Тянет к центру, к чёрной дыре. А в ней – всё искажается, идёт рябью. Чернота дробится, обретает очертания и формы.
Буквы. Мириады букв в идеальной белизне. Тоже парят, хаотичные, смешанные, свободные.
Предтекстие. Предмир.
Повисаю на них, прыгаю с одной на другую.
Да и сам уже обрёл форму и упругость.
Кто я?
Первослово?
Какое?
Угадать, поймать нужные, разгадать шараду.
Вижу: земля, страна, дом.
С ними приходит смысл и тяжесть материи.
Уже не лечу в никуда, вполне себе уверено сижу в кресле перед компьютером. Рядом – дымится и ароматно пахнет свежезаваренный кофе. С дивана светит на меня глазищами-фарами мой кот.
Что было?
Неужели сон? Или я так задумался, что унёсся из своей реальности в вымышленную?
Часы показывают двенадцать. Полночь? Полдень? Занавески у меня такие тяжёлые, что лучу не пробраться. Пишу при искусственном свете.

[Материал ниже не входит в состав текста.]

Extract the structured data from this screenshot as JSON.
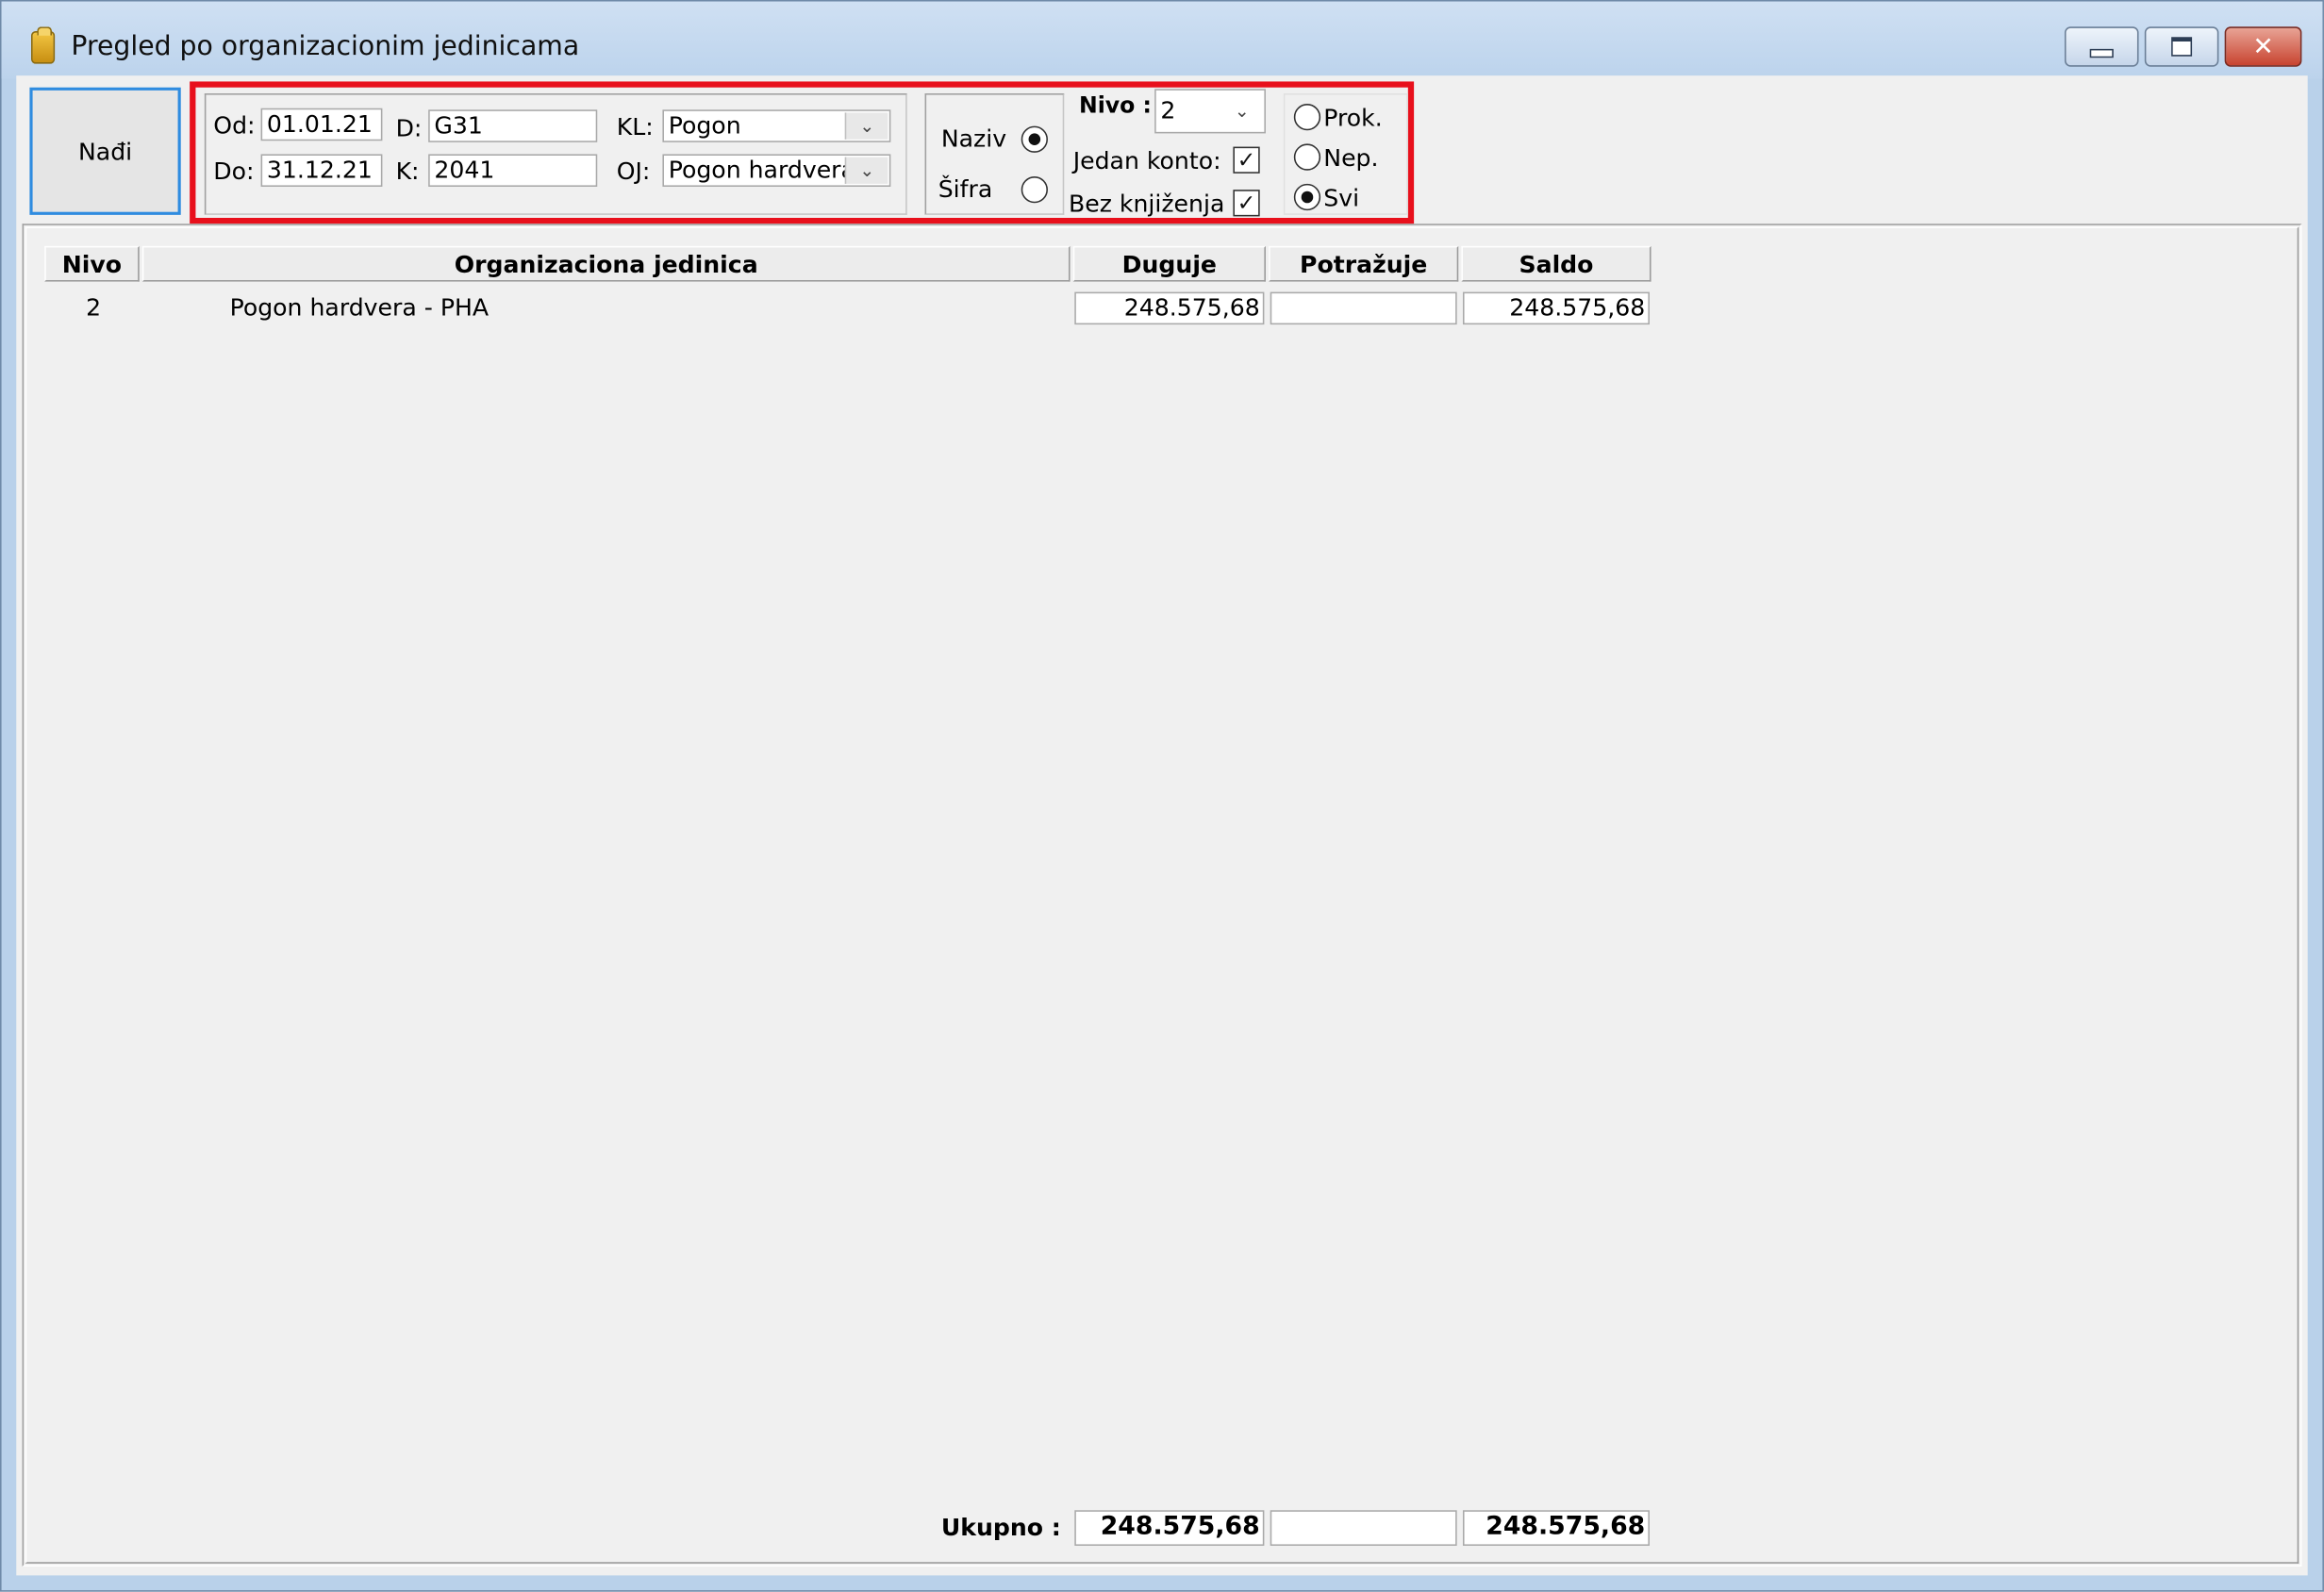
{
  "window": {
    "title": "Pregled po organizacionim jedinicama",
    "controls": {
      "minimize": "minimize",
      "maximize": "maximize",
      "close": "✕"
    }
  },
  "toolbar": {
    "find_label": "Nađi"
  },
  "filters": {
    "from_label": "Od:",
    "from_value": "01.01.21",
    "to_label": "Do:",
    "to_value": "31.12.21",
    "d_label": "D:",
    "d_value": "G31",
    "k_label": "K:",
    "k_value": "2041",
    "kl_label": "KL:",
    "kl_value": "Pogon",
    "oj_label": "OJ:",
    "oj_value": "Pogon hardvera",
    "display_by": {
      "naziv_label": "Naziv",
      "sifra_label": "Šifra",
      "selected": "Naziv"
    },
    "nivo_label": "Nivo :",
    "nivo_value": "2",
    "jedan_konto_label": "Jedan konto:",
    "jedan_konto_checked": true,
    "bez_knjizenja_label": "Bez knjiženja",
    "bez_knjizenja_checked": true,
    "status": {
      "prok_label": "Prok.",
      "nep_label": "Nep.",
      "svi_label": "Svi",
      "selected": "Svi"
    }
  },
  "table": {
    "columns": [
      "Nivo",
      "Organizaciona jedinica",
      "Duguje",
      "Potražuje",
      "Saldo"
    ],
    "rows": [
      {
        "nivo": "2",
        "jedinica": "Pogon hardvera - PHA",
        "duguje": "248.575,68",
        "potrazuje": "",
        "saldo": "248.575,68"
      }
    ]
  },
  "totals": {
    "label": "Ukupno :",
    "duguje": "248.575,68",
    "potrazuje": "",
    "saldo": "248.575,68"
  },
  "colors": {
    "highlight_frame": "#e8101c",
    "focus_border": "#2f8ce0",
    "window_bg": "#f0f0f0",
    "titlebar": "#c4d8ef"
  }
}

На белой странице – мигает курсор.
Этот мир погиб? Или ещё не родился?
Решать мне.
Гудок двадцатый
…Пак высовывается из окна и машет: залезайте, мол, чё стоять. Ну мы и лезем. Я, канеш, к окну. Стивен рядом плюхается. Всё равно ему не нужно, только на меня и зырит. Это смутительно и ваще.
Кароч, уставляюсь в окно.
Жахнули мы и, правда, конкретно. Вон, от этих дылд-грехов – одни головешки.
Аж жалею, что без меня.
Как там наши? Скорей бы к ним!
– Эй, Пак, а можно быстрее?
– Сиди, торопыга. Нам ещё кое-кого надо захватить, – прям над ухом орёт, из хреньки с дырочками, что в стене.
Тодор валяется на камне, весь изломанный, крыло выдрано нафиг. Да уж, битва удалась!
Пак тормозит, мы со Стивеном выскакиваем и мчимся к нашему герою.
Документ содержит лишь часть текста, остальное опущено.